QCTOOL v2

Sample file formats

SNPTEST sample file format

QCTOOL uses the same sample file format as SNPTEST. This is a space-separated file with two header lines followed by data, as follows.

Header line

This line lists the name of each column. Column names can be arbitrary printable characters, not including whitespace.

Column type line

This line lists the 'type' of each column and is used by QCTOOL to process data in an appropriate way. There must be one type for each column. Allowable column types are:

0 (for the first identifier column)
D (for a column containing discrete values, e.g. a set of strings)
P or C - for columns containing continuous value - each value must be numerical, or a missing value.
B - for a column containing a binary trait.
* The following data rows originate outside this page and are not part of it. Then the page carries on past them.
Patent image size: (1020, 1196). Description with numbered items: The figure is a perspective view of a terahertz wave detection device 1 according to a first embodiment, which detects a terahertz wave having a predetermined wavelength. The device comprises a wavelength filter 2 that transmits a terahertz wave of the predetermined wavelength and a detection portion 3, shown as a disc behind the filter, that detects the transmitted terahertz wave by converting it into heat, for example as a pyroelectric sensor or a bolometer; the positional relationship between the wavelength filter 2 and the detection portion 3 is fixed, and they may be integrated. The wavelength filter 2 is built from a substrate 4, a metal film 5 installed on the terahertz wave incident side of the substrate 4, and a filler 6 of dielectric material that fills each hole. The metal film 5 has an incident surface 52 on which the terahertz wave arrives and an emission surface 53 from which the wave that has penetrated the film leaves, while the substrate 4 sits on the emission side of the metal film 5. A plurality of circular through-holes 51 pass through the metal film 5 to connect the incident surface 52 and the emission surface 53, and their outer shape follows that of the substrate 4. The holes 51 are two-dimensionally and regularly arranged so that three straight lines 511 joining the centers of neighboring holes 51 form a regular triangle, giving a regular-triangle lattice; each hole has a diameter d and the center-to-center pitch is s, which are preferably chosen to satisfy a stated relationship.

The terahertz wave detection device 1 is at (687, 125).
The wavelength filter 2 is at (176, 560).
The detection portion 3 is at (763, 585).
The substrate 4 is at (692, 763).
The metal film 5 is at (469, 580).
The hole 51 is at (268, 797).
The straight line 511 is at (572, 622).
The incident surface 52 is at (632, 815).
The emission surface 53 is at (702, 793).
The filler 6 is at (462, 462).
The values in this column must be '0', '1', 'control', or 'case'.

In addition to the first column, QCTOOL optionally allows there to be a column called 'ID_2' and/or a column called 'missing' that have type '0'. Internally these are treated like columns of type 'D'.

Data lines

Data for each sample. There should be one data line per sample in the genotypes file, and these must be in the same order that they appear in the genotypes file.

By default 'NA' is used for missing values in the sample file. Any value in any column that is equal (as a string literal) to "NA" will be treated as missing. (The option -missing-code can be used to alter what is treated as a missing value.)

The first column in a sample file must always be of type '0' and it is always treated as sample identifiers. We strongly recommend that the identifiers used are chosen to be unique across a project.

Relative to the traditional format used in SNPTEST, QCTOOL allows some modifications:

The only mandatory column is the first column, which must of type '0' and contains sample identifiers.

An example of a sample file is:


ID sex case covariate

0 D B C

sample1 M control 0.1

sample2 F control 0.2

sample3 F control -0.15

sample4 F case -0.01

sample4 NA NA 0.025

(etc.)